The other adjustments from the side which beat Papua New Guinea last Saturday see the ever-reliable Daryl Powell win his 30th cap, with Hunte, who is recovering from a back injury, moving to the wing. Paul Sculthorpe displaces Chris Joynt in the second row, a tribute to his maturity as a player at the tender age of 19, while Mick Cassidy and Steve Molloy are promoted to the bench.

Fiji delay finalising their team, but Joe Dakuitonga - one of three Sheffield Eagles team-mates facing Senior and the Great Britain prop, Paul Broadbent - said that this is the best Fijian side yet, far better than the one beaten 46-0 by England in the World Cup last October.
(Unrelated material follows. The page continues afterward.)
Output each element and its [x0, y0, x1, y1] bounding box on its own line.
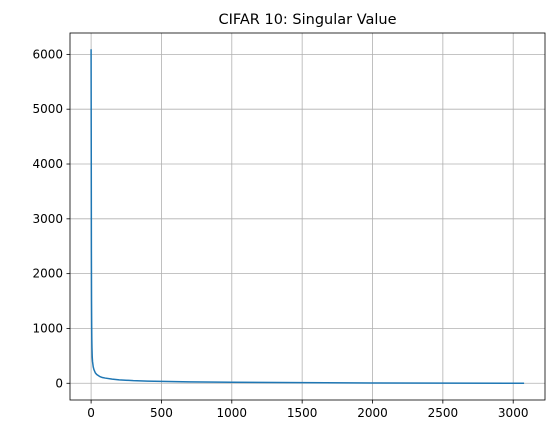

Fiji's most celebrated player is Canberra's Noa Nadruku, someone so renowned that bus drivers announce the fact when they go through his home village. He withdrew last night for unspecified personal reasons, leaving Manoa Thompson, who was briefly with Warrington, to take over the captaincy.

The British camp have dismissed rumours that a rejection of the Super League appeal in Sydney today could cause the Test to be called off as disinformation from the Australian Rugby League. Plans are afoot to add one or more matches in Australia to the tour if the appeal succeeds.

Clive Griffiths, the Great Britain assistant coach, will be looking for a new club job when he returns, following the decision of South Wales not to take up the offer of a place in the First Division as a consolation prize for the Super League place that was offered and withdrawn.

GREAT BRITAIN: Spruce (Bradford); Hunte (St Helens), Radlinski (Wigan), Powell (Keighley), Sullivan (St Helens); Harris (Warrington), Goulding (St Helens); Broadbent (Sheffield), Cunningham (St Helens), McDermott (Bradford), Betts (Auckland), Sculthorpe (Warrington), Farrell (Wigan). Substitutes: Smith (Castleford), Senior (Sheffield), Cassidy (Wigan), Molloy (Featherstone).